Water has been at the forefront of public awareness in recent years. Water is life and the importance of active awareness around this precious resource has been made all the more urgent in the Western Cape due to drought and water shortages, most notably in the Mother City of Cape Town.
This year’s giant puppet parade in the quirky Klein Karoo town of Barrydale, celebrates and reclaims the power, mythologies and awareness of the local River, the Klein Huis Rivier that runs through the Tradouw valley, and its age old significance to the people and animals of this scenic, fertile part of the Langeberg. It raises the plight of the highly endangered Redfin Minnow, a unique fynbos fish that is only found in the Barrydale region and which is fast disappearing.
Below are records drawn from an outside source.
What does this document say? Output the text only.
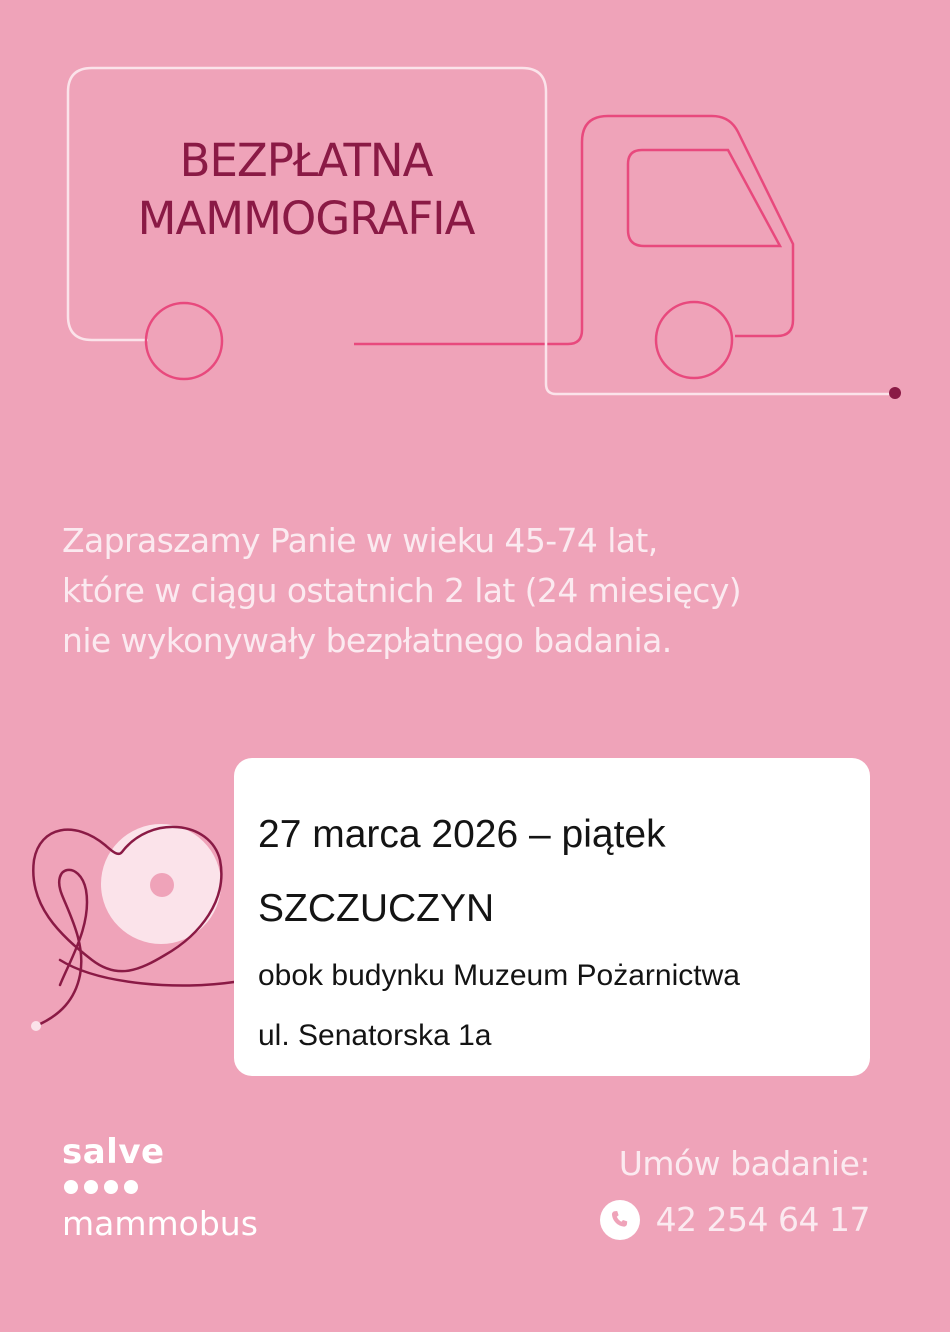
BEZPŁATNA
MAMMOGRAFIA
Zapraszamy Panie w wieku 45-74 lat,
które w ciągu ostatnich 2 lat (24 miesięcy)
nie wykonywały bezpłatnego badania.
27 marca 2026 – piątek
SZCZUCZYN
obok budynku Muzeum Pożarnictwa
ul. Senatorska 1a
salve
mammobus
Umów badanie:
42 254 64 17
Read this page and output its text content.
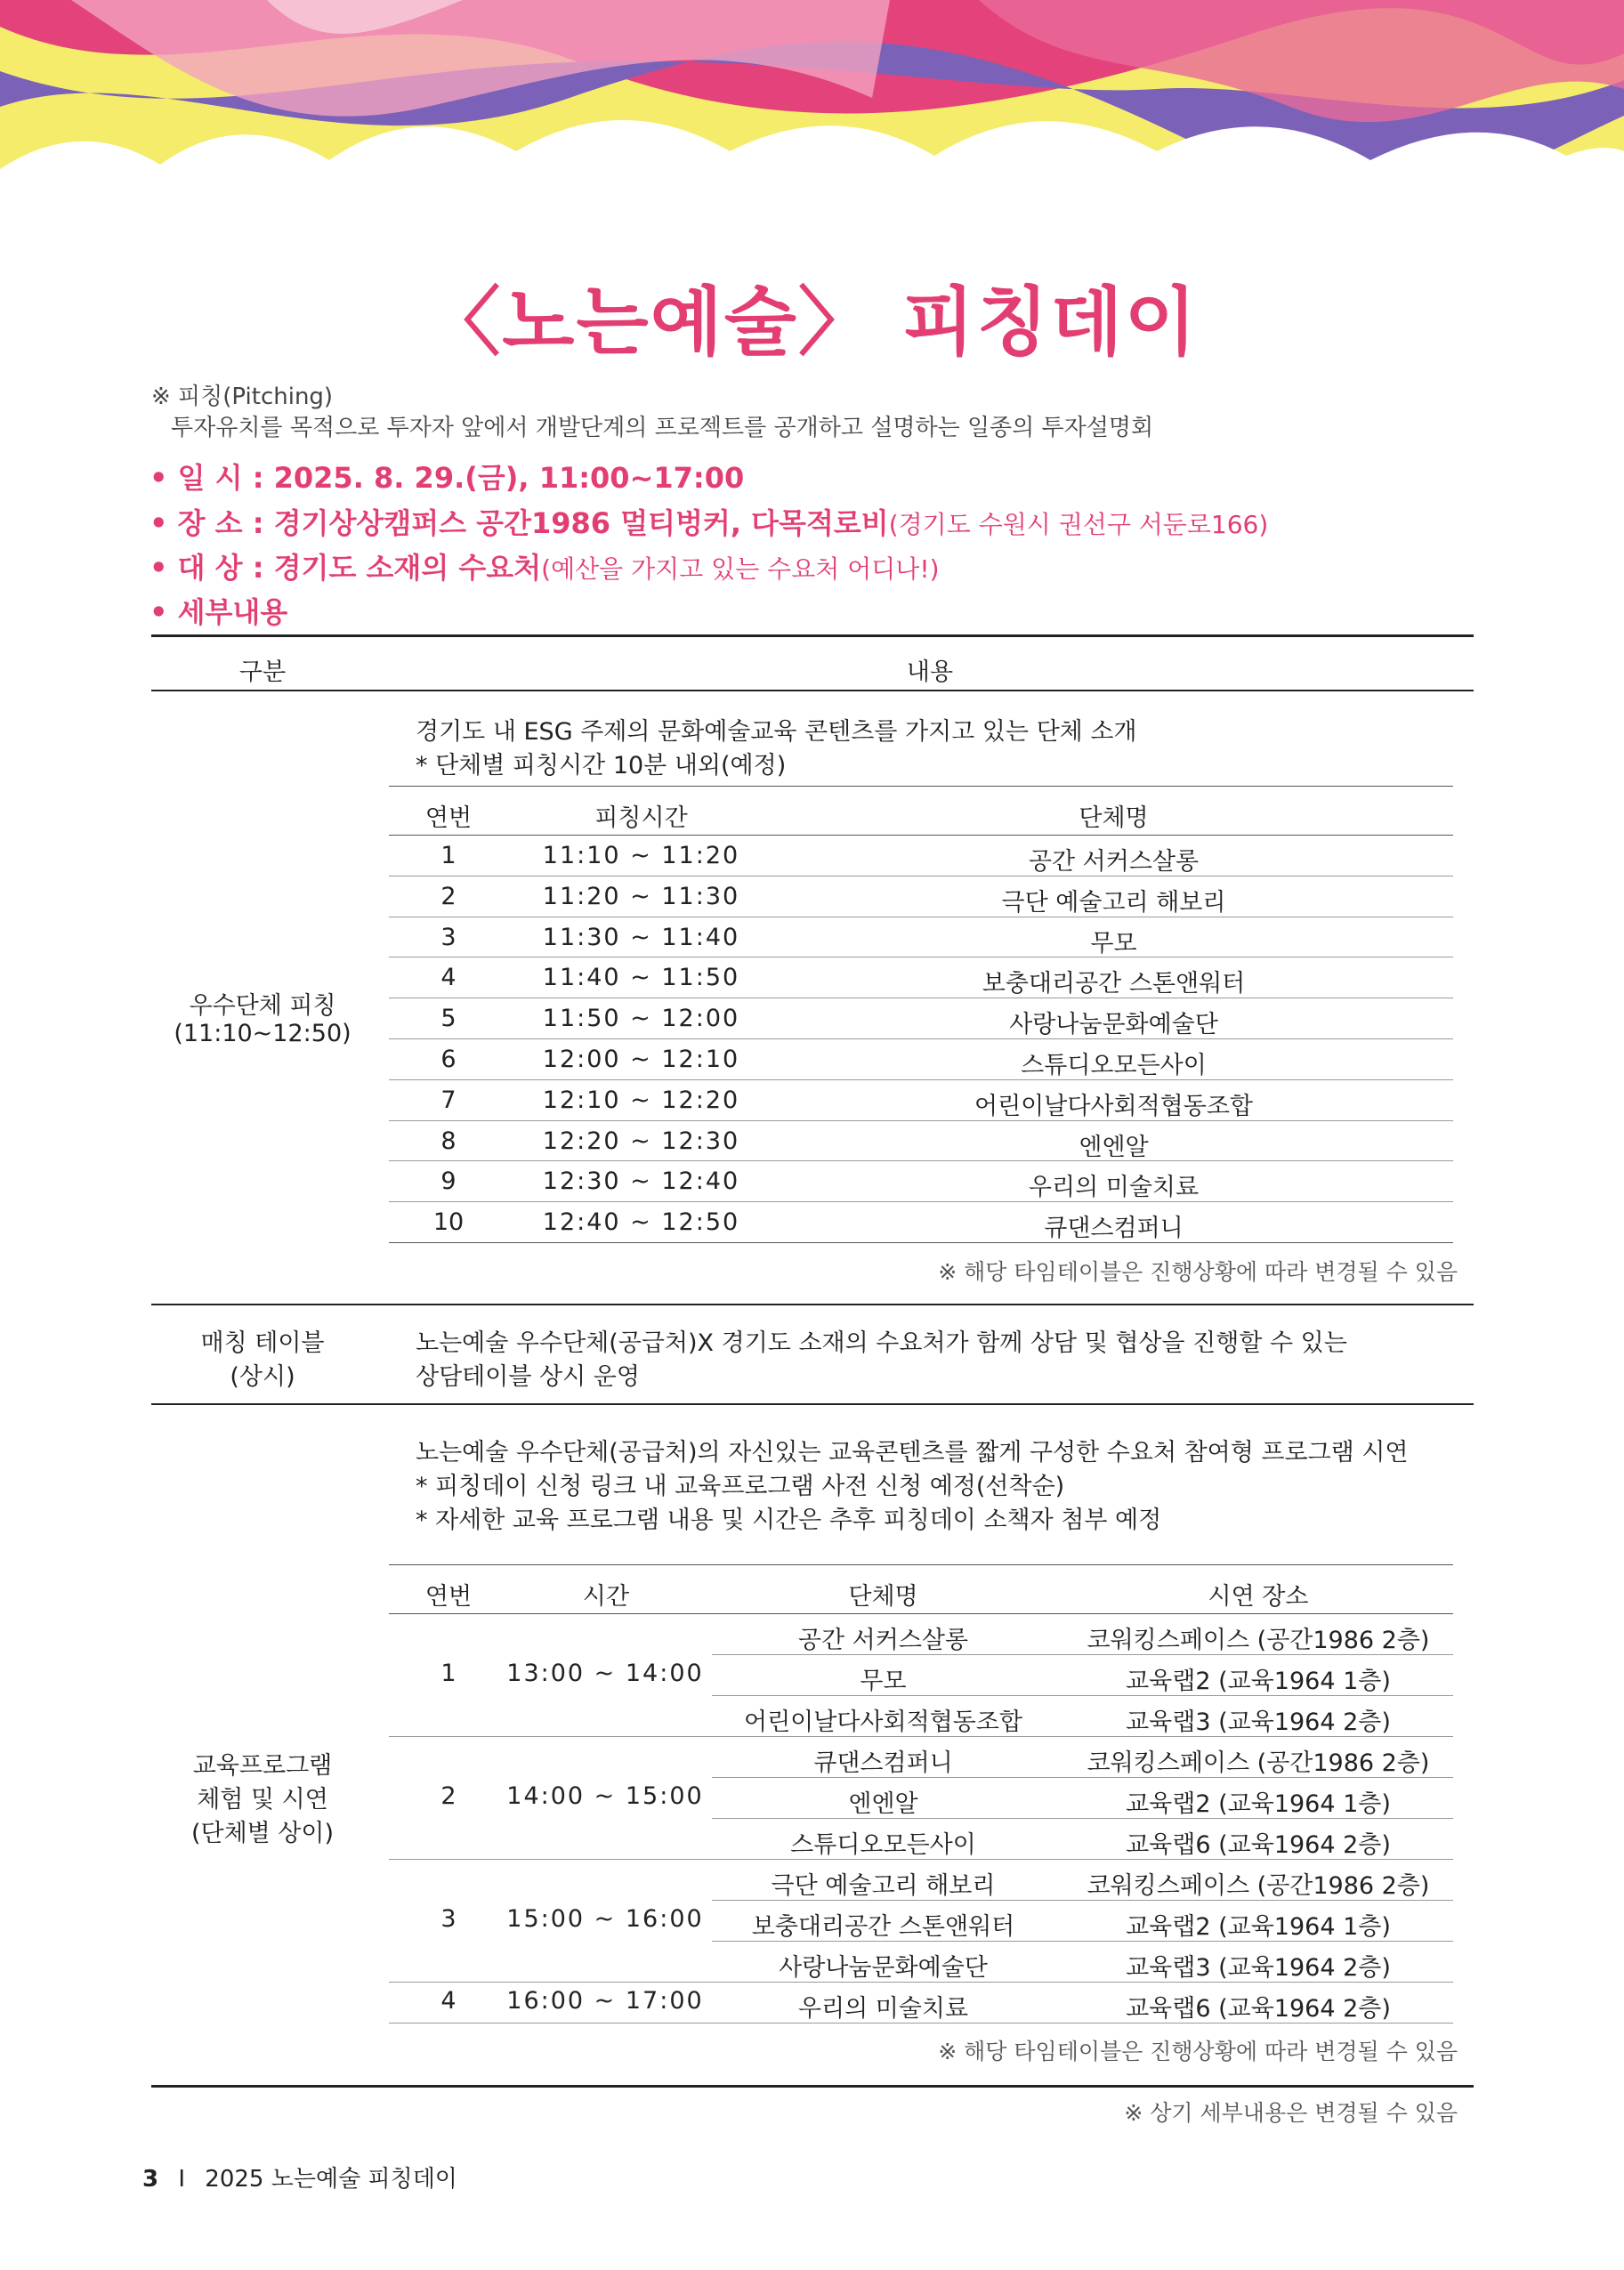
〈노는예술〉 피칭데이
※ 피칭(Pitching)
투자유치를 목적으로 투자자 앞에서 개발단계의 프로젝트를 공개하고 설명하는 일종의 투자설명회
• 일 시 : 2025. 8. 29.(금), 11:00~17:00
• 장 소 : 경기상상캠퍼스 공간1986 멀티벙커, 다목적로비(경기도 수원시 권선구 서둔로166)
• 대 상 : 경기도 소재의 수요처(예산을 가지고 있는 수요처 어디나!)
• 세부내용
구분	내용
우수단체 피칭
(11:10~12:50)
경기도 내 ESG 주제의 문화예술교육 콘텐츠를 가지고 있는 단체 소개
* 단체별 피칭시간 10분 내외(예정)
연번	피칭시간	단체명
1	11:10 ~ 11:20	공간 서커스살롱
2	11:20 ~ 11:30	극단 예술고리 해보리
3	11:30 ~ 11:40	무모
4	11:40 ~ 11:50	보충대리공간 스톤앤워터
5	11:50 ~ 12:00	사랑나눔문화예술단
6	12:00 ~ 12:10	스튜디오모든사이
7	12:10 ~ 12:20	어린이날다사회적협동조합
8	12:20 ~ 12:30	엔엔알
9	12:30 ~ 12:40	우리의 미술치료
10	12:40 ~ 12:50	큐댄스컴퍼니
※ 해당 타임테이블은 진행상황에 따라 변경될 수 있음
매칭 테이블
(상시)
노는예술 우수단체(공급처)X 경기도 소재의 수요처가 함께 상담 및 협상을 진행할 수 있는
상담테이블 상시 운영
교육프로그램
체험 및 시연
(단체별 상이)
노는예술 우수단체(공급처)의 자신있는 교육콘텐츠를 짧게 구성한 수요처 참여형 프로그램 시연
* 피칭데이 신청 링크 내 교육프로그램 사전 신청 예정(선착순)
* 자세한 교육 프로그램 내용 및 시간은 추후 피칭데이 소책자 첨부 예정
연번	시간	단체명	시연 장소
1	13:00 ~ 14:00
공간 서커스살롱	코워킹스페이스 (공간1986 2층)
무모	교육랩2 (교육1964 1층)
어린이날다사회적협동조합	교육랩3 (교육1964 2층)
2	14:00 ~ 15:00
큐댄스컴퍼니	코워킹스페이스 (공간1986 2층)
엔엔알	교육랩2 (교육1964 1층)
스튜디오모든사이	교육랩6 (교육1964 2층)
3	15:00 ~ 16:00
극단 예술고리 해보리	코워킹스페이스 (공간1986 2층)
보충대리공간 스톤앤워터	교육랩2 (교육1964 1층)
사랑나눔문화예술단	교육랩3 (교육1964 2층)
4	16:00 ~ 17:00	우리의 미술치료	교육랩6 (교육1964 2층)
※ 해당 타임테이블은 진행상황에 따라 변경될 수 있음
※ 상기 세부내용은 변경될 수 있음
3 I 2025 노는예술 피칭데이
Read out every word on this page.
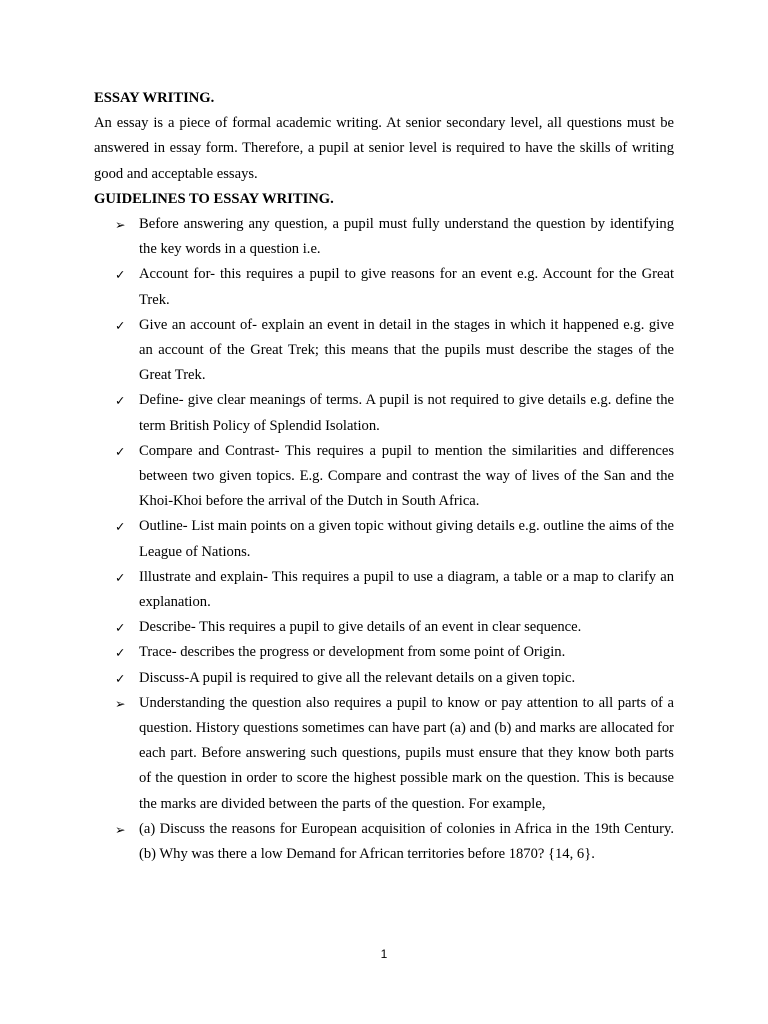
ESSAY WRITING.

An essay is a piece of formal academic writing. At senior secondary level, all questions must be answered in essay form. Therefore, a pupil at senior level is required to have the skills of writing good and acceptable essays.

GUIDELINES TO ESSAY WRITING.

➢ Before answering any question, a pupil must fully understand the question by identifying the key words in a question i.e.
✓ Account for- this requires a pupil to give reasons for an event e.g. Account for the Great Trek.
✓ Give an account of- explain an event in detail in the stages in which it happened e.g. give an account of the Great Trek; this means that the pupils must describe the stages of the Great Trek.
✓ Define- give clear meanings of terms. A pupil is not required to give details e.g. define the term British Policy of Splendid Isolation.
✓ Compare and Contrast- This requires a pupil to mention the similarities and differences between two given topics. E.g. Compare and contrast the way of lives of the San and the Khoi-Khoi before the arrival of the Dutch in South Africa.
✓ Outline- List main points on a given topic without giving details e.g. outline the aims of the League of Nations.
✓ Illustrate and explain- This requires a pupil to use a diagram, a table or a map to clarify an explanation.
✓ Describe- This requires a pupil to give details of an event in clear sequence.
✓ Trace- describes the progress or development from some point of Origin.
✓ Discuss-A pupil is required to give all the relevant details on a given topic.
➢ Understanding the question also requires a pupil to know or pay attention to all parts of a question. History questions sometimes can have part (a) and (b) and marks are allocated for each part. Before answering such questions, pupils must ensure that they know both parts of the question in order to score the highest possible mark on the question. This is because the marks are divided between the parts of the question. For example,
➢ (a) Discuss the reasons for European acquisition of colonies in Africa in the 19th Century. (b) Why was there a low Demand for African territories before 1870? {14, 6}.
1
Professor Jane Taylor, Andrew W Mellon Chair of Aesthetic Theory and Material Performance at the Centre for Humanities Research says ‘it is well known how wasteful and irrational planning and economic practices of the Apartheid State had a profound impact on the communities compelled to live in divided racially-defined spaces. What is increasingly evident is the environmental impact of these policies.’
Bringing awareness to the way water has been used and abused in dividing and separating the community and people itself, this production asks us to reconsider our own relationships to water, to come together to save the Redfin Fish and to celebrate the streams and rivers that connect us all.